America’s Twenty-Year War in Afghanistan Draws to a Chaotic Close


Last week marked the end of an era when the last U.S. troops left Kabul, Afghanistan, marking a formal end to a war that has been going on for almost 20 years.

While the Taliban celebrated with fireworks, the retreat has left many Americans debating whether or not withdrawal was the right decision.

In a survey of SFU students, 60.7 percent said they believe that the U.S. should have maintained at least some type of military presence in Kabul.

Many of the students surveyed said they believe that troops are needed to protect the citizens and keep the Afghan capital safe and organized.

Associate professor of History and Political Science Mark Gentry, however, believes that the withdrawal of American troops was the right decision.

“Continuing to support a failed nation-building project in Afghanistan would only draw resources and energy away from more significant threats to U.S. national interests,” said Gentry.

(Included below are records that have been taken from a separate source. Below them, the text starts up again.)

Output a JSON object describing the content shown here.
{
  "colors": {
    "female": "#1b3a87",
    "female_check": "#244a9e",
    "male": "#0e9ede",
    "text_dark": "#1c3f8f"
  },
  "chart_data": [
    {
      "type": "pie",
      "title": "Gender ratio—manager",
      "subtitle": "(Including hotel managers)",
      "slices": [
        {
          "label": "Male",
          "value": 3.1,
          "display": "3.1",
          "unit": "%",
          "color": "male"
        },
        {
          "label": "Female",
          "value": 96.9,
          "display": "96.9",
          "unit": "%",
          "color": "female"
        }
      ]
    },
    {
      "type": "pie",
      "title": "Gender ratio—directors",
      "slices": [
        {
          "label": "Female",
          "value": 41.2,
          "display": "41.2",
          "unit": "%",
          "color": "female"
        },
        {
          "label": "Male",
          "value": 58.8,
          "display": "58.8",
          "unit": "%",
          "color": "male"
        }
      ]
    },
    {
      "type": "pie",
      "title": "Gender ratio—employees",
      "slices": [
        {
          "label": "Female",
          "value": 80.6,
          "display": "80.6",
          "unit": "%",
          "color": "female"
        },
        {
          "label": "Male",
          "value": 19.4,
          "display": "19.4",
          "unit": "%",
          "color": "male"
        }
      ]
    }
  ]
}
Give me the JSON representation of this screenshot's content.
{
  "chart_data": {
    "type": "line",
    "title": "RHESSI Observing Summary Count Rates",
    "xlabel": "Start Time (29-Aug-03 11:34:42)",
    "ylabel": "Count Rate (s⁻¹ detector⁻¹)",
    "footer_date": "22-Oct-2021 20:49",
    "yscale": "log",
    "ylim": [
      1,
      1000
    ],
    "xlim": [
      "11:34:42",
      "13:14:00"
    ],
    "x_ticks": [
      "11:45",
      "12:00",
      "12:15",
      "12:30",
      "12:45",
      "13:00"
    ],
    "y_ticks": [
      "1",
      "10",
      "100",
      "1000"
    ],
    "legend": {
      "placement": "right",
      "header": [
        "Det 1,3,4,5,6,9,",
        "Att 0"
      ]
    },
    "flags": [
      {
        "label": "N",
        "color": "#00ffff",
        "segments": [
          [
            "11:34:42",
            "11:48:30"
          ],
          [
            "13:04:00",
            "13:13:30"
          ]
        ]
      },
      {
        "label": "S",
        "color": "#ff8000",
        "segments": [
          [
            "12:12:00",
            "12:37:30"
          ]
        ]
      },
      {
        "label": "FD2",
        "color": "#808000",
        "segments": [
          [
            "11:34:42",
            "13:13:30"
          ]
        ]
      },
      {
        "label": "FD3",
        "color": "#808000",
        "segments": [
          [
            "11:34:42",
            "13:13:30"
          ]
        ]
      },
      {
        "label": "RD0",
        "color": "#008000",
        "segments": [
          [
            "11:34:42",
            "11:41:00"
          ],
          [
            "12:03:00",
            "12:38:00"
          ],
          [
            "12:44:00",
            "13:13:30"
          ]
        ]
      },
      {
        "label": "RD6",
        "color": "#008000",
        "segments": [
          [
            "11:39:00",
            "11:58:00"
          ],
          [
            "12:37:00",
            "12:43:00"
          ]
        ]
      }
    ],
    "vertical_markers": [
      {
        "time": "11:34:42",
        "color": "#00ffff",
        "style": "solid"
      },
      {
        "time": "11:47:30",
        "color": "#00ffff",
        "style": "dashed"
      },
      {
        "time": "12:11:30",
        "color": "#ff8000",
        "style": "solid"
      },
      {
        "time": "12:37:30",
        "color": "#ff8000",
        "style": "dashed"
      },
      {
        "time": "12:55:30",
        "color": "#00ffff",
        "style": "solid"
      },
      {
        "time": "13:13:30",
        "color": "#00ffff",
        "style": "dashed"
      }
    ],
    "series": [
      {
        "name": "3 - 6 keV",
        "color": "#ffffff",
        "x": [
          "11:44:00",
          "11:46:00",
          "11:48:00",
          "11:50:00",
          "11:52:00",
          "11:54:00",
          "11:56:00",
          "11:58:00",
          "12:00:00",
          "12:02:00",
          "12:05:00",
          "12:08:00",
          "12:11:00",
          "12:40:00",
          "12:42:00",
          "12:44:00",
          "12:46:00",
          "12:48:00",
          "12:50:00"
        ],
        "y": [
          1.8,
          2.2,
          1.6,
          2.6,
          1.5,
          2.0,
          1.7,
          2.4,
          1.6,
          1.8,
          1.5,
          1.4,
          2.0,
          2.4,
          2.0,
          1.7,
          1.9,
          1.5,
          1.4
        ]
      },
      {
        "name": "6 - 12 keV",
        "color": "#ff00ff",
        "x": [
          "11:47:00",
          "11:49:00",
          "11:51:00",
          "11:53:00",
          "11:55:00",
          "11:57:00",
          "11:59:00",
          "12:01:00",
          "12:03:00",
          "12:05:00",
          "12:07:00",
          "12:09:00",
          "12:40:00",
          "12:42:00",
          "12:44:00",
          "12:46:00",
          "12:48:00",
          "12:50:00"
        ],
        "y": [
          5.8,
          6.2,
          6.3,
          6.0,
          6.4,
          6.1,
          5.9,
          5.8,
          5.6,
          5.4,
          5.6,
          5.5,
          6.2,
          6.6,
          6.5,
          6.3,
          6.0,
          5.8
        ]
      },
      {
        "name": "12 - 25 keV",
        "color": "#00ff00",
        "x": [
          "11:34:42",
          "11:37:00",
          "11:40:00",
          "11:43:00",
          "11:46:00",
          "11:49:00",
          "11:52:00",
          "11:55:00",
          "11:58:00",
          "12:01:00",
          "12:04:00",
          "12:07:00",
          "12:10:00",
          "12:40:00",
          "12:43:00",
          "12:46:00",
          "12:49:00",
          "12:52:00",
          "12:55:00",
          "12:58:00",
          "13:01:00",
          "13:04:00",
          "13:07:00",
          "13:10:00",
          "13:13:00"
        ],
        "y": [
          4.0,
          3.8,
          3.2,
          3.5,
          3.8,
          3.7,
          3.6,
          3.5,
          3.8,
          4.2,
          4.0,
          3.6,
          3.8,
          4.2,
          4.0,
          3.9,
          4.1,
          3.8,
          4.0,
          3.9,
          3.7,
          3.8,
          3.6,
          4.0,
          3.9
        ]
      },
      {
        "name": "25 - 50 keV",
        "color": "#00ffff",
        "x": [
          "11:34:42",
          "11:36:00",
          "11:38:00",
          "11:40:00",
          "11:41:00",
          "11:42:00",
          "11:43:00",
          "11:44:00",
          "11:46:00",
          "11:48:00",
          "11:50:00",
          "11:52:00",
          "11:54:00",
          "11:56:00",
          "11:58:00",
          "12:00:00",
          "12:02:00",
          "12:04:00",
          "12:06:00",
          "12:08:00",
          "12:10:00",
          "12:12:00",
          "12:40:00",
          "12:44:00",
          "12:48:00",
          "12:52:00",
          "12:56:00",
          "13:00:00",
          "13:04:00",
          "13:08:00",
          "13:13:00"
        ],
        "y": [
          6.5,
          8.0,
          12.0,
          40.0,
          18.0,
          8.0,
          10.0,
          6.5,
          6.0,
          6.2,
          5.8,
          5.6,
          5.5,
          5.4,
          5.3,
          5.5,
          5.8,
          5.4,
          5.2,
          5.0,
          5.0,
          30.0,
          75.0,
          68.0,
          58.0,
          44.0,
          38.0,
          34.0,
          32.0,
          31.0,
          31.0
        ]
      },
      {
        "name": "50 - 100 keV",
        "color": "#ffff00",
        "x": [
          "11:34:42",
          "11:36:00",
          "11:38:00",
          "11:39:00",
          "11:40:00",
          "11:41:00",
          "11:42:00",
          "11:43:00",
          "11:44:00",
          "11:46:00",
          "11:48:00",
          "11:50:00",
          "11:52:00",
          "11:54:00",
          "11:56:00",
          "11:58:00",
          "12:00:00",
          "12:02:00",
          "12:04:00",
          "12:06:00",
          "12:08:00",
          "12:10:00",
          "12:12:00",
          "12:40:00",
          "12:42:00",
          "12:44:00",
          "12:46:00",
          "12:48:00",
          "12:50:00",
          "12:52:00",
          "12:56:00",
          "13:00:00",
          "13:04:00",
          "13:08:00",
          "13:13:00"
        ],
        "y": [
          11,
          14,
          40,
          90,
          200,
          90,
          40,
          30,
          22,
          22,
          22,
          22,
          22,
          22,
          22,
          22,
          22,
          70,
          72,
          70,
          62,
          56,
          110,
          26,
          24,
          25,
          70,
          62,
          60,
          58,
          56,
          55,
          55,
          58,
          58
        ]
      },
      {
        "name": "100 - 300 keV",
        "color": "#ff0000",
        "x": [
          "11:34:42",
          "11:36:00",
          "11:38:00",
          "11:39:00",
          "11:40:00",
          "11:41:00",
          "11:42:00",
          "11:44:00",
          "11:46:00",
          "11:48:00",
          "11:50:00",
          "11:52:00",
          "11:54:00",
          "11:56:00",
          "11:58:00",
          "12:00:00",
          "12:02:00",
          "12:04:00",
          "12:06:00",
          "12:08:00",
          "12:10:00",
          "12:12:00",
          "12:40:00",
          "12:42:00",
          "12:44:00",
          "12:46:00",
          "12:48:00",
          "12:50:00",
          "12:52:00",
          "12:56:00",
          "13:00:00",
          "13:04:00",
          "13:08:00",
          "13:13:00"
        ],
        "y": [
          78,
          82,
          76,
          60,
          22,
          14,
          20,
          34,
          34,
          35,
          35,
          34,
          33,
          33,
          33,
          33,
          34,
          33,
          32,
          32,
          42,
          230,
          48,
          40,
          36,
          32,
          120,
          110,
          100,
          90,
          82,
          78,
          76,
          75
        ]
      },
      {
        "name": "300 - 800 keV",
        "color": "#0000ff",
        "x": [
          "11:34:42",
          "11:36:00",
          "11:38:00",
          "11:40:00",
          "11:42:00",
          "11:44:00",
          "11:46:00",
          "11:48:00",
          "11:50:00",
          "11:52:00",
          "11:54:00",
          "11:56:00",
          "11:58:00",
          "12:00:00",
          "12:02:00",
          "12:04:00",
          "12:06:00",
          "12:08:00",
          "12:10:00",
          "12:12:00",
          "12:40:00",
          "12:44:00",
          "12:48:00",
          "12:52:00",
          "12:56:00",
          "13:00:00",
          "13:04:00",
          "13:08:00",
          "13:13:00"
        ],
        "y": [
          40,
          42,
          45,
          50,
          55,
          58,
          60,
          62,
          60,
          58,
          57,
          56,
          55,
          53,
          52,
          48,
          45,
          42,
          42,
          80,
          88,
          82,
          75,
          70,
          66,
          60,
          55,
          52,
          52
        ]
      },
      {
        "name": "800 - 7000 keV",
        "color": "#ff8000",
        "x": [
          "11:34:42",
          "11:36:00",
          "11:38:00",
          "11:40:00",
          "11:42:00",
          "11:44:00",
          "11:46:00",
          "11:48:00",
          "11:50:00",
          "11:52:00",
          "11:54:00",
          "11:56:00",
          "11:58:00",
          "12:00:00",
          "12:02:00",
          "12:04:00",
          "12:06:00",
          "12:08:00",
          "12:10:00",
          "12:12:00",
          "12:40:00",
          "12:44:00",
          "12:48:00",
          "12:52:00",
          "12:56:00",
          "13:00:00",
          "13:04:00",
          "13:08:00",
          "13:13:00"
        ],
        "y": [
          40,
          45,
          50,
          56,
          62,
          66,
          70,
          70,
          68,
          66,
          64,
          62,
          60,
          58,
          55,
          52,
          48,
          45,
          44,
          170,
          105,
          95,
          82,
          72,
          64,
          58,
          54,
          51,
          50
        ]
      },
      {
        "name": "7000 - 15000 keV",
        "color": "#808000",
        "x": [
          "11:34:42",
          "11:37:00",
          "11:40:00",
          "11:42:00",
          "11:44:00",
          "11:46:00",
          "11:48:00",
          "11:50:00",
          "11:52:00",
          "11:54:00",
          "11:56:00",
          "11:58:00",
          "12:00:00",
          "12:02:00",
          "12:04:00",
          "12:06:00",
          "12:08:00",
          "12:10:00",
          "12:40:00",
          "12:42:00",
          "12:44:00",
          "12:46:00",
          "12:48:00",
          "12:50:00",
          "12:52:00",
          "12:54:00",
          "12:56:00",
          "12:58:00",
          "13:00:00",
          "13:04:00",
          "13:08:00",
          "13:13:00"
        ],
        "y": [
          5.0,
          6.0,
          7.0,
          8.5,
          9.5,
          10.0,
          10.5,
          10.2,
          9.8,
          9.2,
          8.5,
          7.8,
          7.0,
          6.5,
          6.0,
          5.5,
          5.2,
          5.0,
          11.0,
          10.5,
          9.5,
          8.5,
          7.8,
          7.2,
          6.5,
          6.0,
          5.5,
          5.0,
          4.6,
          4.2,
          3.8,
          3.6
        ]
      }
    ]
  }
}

“Particularly with the return of great political-military competition with China and Russia.”

Associate professor of History and Political Science Aniruddha Bose also believes that American withdrawal was the right move.

“The U.S. military was not serving the interests of the United States or Afghanistan,” said Bose.

“We spent $2 trillion fighting and building Afghanistan, and the Afghan government we were supporting with money and arms was nothing short of a kleptocracy.”

“The Afghan Army had 40,000 ‘ghost soldiers’ on our payroll who were not even willing to defend their government.”

Even though they agree with the decision to withdraw American troops from the country, both Gentry and Bose believe that the withdrawal was coordinated poorly.

“The regional powers – China, India, Iran, Russia and Pakistan – have been in talks with the Taliban since 2017 through the Shanghai Cooperation Organization,” said Bose.

“This group has come up with a peace plan, demanding that the Taliban ensure that Afghanistan does not become a terrorist hideout.

“We could have been a part of this dialogue. Had we done so, we needn’t have closed our embassy. Our withdrawal could have been orderly and dignified.”

For Gentry, the biggest problem with the withdrawal was the lack of organization.

“The Biden administration should have begun evacuating U.S. embassy personnel and American citizens from Afghanistan months ago, while the troops were still in control of Bagram Air Base,” said Gentry.

“The Biden administration should have accelerated the evacuation of Afghan refugees who had worked closely with the U.S. military over the last 20 years.”

Eighty-two percent of the students surveyed agreed that the U.S. troop withdrawal from Afghanistan should have been better organized and executed.